With a big silver tray arranged conveniently between them upon a stool made of exquisitely slender delicately twisted willow-twigs, upon which stood two glasses and a huge beaker of red wine and a few oaten cakes, the old ex-bailiff of the manor of Roque found a perfect listener to his rambling talk in the great Albert of Cologne.

Accustomed to the part of the chief talker in the presence of less experienced, less volatile, less egocentric and much younger hearers, it was an indescribable relief to Albert the Great to rest and recline in this ancient armoury and listen in peace to this old gentleman’s rambling stories of an up-and-down long life full of the simple power of representative authority and of the simple piety of unquestionable conviction.

There in the background, just as if “It” also was listening to the old man’s talk, stood the Brazen Head, its confused multiple-mooded expression rejecting placidly any dogmatic solution of the entangled problem of existence.

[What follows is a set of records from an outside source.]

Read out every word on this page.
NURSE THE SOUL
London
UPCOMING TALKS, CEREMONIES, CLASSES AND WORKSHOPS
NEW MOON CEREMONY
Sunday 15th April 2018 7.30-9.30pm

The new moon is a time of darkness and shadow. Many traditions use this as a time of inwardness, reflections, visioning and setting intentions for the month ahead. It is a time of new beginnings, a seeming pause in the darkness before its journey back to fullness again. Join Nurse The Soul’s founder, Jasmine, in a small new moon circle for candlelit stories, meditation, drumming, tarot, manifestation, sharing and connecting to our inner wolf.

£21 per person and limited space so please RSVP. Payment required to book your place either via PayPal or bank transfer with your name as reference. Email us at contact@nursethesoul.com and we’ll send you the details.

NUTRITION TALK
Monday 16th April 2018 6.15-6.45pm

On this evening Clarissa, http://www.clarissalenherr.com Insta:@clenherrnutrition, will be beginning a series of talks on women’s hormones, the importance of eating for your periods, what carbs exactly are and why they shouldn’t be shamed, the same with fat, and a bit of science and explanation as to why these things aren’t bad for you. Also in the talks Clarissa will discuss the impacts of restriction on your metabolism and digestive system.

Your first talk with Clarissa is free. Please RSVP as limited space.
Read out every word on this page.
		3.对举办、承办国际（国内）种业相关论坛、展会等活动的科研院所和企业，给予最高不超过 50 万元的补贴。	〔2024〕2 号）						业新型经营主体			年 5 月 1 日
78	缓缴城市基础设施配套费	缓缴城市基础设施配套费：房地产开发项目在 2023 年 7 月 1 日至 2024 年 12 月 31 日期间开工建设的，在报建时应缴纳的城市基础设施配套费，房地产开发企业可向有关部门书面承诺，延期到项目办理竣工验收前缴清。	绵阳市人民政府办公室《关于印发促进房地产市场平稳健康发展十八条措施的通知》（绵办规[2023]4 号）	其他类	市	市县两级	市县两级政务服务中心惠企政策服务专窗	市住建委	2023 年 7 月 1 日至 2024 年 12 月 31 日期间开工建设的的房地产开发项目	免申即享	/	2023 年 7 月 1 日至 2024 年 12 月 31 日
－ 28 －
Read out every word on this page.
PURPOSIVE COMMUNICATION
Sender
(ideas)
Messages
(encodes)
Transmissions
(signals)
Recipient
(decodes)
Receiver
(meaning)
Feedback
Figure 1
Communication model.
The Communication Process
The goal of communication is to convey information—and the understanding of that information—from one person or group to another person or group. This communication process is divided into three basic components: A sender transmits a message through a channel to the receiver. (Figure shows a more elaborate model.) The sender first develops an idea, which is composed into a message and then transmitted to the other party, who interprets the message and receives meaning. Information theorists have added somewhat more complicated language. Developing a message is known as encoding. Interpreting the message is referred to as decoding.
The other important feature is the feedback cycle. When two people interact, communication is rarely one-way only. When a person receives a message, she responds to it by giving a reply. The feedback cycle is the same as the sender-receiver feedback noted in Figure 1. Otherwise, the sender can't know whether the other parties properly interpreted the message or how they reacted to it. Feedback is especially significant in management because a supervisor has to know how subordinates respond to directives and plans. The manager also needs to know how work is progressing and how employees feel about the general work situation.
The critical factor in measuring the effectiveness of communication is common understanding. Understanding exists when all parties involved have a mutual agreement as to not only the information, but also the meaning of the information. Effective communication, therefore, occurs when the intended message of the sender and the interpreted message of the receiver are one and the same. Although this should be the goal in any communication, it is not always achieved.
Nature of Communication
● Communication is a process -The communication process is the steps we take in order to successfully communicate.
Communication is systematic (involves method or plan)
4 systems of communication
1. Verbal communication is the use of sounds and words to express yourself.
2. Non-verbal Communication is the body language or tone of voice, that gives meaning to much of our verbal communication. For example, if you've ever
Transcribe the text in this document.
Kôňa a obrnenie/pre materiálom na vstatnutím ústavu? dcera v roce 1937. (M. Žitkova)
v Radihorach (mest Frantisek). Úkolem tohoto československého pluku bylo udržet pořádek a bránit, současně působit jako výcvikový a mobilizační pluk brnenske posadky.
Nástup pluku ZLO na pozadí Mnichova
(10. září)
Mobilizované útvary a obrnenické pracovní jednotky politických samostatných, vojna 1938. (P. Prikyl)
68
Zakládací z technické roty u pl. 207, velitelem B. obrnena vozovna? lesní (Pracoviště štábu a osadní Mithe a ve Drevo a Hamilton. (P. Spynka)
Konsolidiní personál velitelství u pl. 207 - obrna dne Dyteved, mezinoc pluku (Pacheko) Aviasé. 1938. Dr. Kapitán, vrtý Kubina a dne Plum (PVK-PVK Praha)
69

It may well be believed that Albertus Magnus didn’t confine himself to listening. Every now and again with the subtle wisdom of a born decipherer of difficult old documents he interpolated at certain turning-points a question by which into the unpremeditated debouchings of the senile narrator there was insinuated a flickering lantern, tied, as it were, round the neck of a darting bird, a lantern that might be compared to some providential firefly giving a celestial clarification to our dark pilgrimage through the mists of Chaos to the City of Cosmos.